Granaatappelbeschrijving en distributie
De granaatappel is het enige lid van de granaatappelfamilie. De planten groeien in het wild in mediterraan Europa op rotsachtige plaatsen en hagen. De zaden worden verspreid door vogels.


Beschrijving van de granaatappelplant

Deze plant heeft een redelijk lange levensduur en kan zo'n 20 jaar lang goede fruitgewassen dragen. De kleine boom of de sterk vertakte, ruige struik is stekelig. Als struik heeft hij veel twijgachtige, slanke takken die vierkant zijn als ze jong zijn. Met de leeftijd kunnen de takken hangend en gebogen worden zodat de plant een fonteinachtig uiterlijk krijgt.

Dit kan rechtop ovaal tot afgerond zijn. Naarmate de granaatappel ouder wordt, kan deze een verwrongen, schilderachtige stam ontwikkelen.

In warme gebieden met goede groeiomstandigheden kan een granaatappel ongeveer 15 tot 20 voet hoog worden, vooral als het niet gesnoeid wordt. Over het algemeen zal dit in de VS doorgaans tien tot 12 voet hoog worden met een spreiding van zes tot acht voet. Snoeien kan de plant tot ongeveer 6 tot 12 voet of zo houden.

Het tegenovergestelde, langwerpige, lansachtige, glanzende gebladerte loopt aan beide uiteinden taps toe en is twee tot vier centimeter lang. Dit is goudgroen tot levendig groen en wordt in de herfst heldergeel. De nieuwe groei is koperachtig of roodachtig. In warme gebieden kunnen de bladeren groenblijvend zijn. In koudere gebieden is het bladverliezend tot semi-groenblijvend, afhankelijk van de omstandigheden.

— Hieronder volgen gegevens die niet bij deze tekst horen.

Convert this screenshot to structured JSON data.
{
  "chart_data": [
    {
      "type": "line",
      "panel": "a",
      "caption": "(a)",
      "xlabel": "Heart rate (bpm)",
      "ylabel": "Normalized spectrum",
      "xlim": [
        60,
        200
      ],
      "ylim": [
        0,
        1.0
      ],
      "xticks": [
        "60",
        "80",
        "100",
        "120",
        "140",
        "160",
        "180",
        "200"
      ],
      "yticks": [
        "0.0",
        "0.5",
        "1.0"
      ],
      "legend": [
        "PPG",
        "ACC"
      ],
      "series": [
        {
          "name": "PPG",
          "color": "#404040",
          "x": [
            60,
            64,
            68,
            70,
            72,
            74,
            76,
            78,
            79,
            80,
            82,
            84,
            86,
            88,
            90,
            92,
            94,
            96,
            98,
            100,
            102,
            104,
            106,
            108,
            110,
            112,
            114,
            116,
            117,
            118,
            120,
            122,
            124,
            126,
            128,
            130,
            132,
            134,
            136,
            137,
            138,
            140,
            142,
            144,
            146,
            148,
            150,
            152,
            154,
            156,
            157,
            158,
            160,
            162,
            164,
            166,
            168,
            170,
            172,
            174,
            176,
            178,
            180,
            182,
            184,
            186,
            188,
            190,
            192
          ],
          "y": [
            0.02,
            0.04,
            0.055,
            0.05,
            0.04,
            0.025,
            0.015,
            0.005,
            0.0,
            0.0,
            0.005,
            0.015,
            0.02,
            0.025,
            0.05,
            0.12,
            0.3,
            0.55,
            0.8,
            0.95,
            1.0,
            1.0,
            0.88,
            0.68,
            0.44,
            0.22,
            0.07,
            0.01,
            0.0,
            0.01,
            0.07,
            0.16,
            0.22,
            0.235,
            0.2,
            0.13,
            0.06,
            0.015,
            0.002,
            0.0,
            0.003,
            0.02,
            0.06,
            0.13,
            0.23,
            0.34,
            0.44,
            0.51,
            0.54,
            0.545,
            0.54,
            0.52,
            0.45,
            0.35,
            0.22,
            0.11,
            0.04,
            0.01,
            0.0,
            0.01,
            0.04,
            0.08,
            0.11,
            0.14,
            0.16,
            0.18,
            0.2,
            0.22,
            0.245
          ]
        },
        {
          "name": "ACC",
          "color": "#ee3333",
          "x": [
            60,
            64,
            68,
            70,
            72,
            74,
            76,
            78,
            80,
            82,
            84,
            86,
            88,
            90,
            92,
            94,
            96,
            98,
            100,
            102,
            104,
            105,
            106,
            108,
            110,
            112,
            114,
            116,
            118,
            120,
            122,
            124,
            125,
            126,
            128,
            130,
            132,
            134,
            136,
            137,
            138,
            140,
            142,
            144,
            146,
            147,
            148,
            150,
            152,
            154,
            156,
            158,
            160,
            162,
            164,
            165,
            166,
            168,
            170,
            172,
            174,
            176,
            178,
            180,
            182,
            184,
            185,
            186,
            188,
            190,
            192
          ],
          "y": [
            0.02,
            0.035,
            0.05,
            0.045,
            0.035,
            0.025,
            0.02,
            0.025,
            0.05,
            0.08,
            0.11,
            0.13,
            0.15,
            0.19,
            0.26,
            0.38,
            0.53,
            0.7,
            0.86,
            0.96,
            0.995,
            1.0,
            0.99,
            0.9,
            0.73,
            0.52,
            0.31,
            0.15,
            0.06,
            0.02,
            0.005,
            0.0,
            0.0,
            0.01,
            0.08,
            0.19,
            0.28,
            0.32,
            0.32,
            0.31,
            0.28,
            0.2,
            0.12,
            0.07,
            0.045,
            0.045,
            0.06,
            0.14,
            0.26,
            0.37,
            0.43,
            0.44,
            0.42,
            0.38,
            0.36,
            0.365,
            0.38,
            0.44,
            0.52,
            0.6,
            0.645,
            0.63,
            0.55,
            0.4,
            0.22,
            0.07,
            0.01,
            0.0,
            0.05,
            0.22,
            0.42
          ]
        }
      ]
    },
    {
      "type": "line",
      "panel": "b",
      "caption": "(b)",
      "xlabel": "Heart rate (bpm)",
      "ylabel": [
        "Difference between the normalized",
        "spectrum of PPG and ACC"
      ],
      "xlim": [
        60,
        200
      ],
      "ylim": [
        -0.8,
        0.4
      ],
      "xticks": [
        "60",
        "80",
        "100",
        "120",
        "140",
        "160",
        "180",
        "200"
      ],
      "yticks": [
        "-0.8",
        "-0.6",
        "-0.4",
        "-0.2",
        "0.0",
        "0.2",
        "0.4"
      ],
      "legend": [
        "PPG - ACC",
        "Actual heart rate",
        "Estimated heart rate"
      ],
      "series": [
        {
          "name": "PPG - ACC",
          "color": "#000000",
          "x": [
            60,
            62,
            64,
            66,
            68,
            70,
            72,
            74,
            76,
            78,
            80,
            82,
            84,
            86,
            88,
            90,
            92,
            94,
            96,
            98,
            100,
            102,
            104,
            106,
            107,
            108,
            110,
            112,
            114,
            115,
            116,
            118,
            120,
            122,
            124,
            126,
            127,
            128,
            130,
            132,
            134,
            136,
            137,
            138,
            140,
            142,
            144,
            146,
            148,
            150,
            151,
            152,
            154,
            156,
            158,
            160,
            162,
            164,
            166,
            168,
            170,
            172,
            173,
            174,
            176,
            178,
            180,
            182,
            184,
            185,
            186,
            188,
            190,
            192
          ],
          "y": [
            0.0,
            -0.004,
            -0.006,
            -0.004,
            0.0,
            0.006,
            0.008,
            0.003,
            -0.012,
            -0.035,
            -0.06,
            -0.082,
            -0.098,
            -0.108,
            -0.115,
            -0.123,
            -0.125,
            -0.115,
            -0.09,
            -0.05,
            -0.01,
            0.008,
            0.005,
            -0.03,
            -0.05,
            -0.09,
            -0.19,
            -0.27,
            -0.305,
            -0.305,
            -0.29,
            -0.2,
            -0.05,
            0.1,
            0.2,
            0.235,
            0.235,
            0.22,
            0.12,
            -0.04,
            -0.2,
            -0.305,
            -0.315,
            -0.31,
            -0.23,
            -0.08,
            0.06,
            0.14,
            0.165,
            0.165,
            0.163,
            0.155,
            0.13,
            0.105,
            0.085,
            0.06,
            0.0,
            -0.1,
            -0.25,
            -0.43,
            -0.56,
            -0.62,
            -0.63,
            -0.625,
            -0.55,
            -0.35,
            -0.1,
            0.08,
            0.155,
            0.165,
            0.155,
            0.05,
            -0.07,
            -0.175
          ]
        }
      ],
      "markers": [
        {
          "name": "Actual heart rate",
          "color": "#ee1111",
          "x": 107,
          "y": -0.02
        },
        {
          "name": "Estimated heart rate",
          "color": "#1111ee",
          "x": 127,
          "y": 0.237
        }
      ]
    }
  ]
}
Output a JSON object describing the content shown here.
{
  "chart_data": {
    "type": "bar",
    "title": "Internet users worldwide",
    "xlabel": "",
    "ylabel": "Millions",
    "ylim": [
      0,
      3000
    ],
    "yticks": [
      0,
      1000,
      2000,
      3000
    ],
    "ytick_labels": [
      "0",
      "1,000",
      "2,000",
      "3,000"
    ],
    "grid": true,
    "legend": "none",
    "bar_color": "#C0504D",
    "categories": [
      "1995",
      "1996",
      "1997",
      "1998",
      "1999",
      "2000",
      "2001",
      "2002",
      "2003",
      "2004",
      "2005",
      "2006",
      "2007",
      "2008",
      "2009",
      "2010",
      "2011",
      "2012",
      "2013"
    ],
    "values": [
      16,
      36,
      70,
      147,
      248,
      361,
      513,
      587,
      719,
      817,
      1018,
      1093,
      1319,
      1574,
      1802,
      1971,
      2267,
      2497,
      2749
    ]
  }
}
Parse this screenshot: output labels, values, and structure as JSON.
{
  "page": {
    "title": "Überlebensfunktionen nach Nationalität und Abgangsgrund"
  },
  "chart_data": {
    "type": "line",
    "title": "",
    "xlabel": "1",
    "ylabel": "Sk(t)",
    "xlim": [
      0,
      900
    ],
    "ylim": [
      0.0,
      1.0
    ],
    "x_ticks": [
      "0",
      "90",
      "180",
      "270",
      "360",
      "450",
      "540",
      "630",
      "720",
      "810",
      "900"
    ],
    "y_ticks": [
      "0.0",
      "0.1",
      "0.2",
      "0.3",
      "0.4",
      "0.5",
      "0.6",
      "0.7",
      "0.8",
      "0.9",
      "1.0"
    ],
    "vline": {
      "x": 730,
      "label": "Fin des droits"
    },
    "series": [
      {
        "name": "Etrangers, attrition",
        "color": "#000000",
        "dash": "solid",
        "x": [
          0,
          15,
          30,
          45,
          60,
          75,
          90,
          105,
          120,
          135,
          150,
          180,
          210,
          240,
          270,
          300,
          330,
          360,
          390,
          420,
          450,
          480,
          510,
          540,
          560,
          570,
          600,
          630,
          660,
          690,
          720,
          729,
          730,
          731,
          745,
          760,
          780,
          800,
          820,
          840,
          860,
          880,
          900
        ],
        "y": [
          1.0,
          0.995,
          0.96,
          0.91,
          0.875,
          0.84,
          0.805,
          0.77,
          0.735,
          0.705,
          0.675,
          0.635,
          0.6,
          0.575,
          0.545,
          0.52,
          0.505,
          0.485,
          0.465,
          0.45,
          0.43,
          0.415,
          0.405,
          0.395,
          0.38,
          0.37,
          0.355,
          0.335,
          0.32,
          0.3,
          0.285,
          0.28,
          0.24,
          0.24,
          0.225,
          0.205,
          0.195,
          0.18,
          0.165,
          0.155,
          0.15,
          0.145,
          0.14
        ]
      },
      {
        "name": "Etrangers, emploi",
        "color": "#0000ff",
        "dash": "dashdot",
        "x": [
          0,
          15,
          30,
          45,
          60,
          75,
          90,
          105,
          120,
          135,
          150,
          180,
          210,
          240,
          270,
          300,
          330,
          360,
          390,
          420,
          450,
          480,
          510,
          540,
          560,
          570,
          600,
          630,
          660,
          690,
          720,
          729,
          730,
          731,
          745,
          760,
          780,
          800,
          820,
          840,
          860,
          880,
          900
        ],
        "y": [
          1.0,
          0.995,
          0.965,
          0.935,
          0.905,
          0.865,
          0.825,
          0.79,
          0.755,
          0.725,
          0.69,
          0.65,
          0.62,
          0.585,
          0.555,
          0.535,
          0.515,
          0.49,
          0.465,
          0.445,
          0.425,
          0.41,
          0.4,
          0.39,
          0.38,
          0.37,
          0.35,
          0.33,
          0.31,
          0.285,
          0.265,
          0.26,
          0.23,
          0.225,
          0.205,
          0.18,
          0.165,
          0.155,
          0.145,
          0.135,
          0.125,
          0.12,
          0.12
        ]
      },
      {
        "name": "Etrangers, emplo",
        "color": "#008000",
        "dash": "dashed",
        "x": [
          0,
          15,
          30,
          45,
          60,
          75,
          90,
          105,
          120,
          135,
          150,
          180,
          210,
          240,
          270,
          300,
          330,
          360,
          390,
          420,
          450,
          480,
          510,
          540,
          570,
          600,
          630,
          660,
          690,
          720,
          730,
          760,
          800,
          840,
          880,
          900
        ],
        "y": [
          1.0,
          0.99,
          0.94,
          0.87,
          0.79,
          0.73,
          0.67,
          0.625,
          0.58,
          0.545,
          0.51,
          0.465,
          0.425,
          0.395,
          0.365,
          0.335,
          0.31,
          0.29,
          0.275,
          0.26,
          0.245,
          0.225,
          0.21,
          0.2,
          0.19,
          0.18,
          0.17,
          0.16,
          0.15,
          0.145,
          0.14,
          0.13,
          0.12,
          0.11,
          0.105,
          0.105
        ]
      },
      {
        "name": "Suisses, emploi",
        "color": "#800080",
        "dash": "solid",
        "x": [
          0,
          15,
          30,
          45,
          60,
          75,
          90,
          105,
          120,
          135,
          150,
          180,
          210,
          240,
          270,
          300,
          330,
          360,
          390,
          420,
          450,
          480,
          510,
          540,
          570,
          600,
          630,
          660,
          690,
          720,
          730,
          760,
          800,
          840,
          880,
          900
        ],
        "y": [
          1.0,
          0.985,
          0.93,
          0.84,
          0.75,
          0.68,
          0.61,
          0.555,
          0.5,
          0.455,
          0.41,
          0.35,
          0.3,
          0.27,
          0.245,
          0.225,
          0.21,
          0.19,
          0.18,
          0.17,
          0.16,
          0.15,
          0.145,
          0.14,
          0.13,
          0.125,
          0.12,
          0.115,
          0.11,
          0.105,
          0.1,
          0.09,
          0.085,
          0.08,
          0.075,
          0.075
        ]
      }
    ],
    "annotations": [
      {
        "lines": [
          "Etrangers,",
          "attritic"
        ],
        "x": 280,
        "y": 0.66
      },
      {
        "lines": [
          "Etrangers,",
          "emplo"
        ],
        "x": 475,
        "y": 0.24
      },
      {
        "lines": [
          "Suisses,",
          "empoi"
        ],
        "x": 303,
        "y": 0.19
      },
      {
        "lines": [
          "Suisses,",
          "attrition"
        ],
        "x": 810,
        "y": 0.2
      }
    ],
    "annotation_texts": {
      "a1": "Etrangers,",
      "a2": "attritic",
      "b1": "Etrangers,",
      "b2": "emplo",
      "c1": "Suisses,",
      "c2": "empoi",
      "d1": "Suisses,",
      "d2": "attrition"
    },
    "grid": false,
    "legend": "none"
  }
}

Granaatappelbloemen zijn solitair en open aan de uiteinden van de scheuten. De bloeitijd kan enigszins variëren, afhankelijk van het klimaat. In Amerika bloeit het meestal van de lente tot augustus of zo. In Hawaii kunnen bloemen het hele jaar door verschijnen. In de vochtige tropen kan granaatappel het hele jaar door een aantal keren bloeien. Elders in de tropen bloeit het vroeg in het regenachtige of vroege seizoen.

De vlezige, leerachtige, opzichtige, camellia-achtige bloesems hebben gegolfde bloemblaadjes. De bloemen zijn meestal levendig rood. Ze zijn echter ook verkrijgbaar in verschillende kleuren, afhankelijk van de variëteiten. Andere tinten zijn geel, scharlaken rood, oranje, oranjerood, zachtroze, wit, tweekleurig en bont met wit.

De bloemen zijn meestal een tot twee centimeter breed, hoewel sommige bloemen maximaal vier centimeter breed zijn, vooral variëteiten met dubbele bloemen. Deze hebben vijf tot zeven aanhoudende kelkblaadjes. Het midden van de bloesem bevat een tros meeldraden. De grote kelk heeft vijf tot zeven tanden.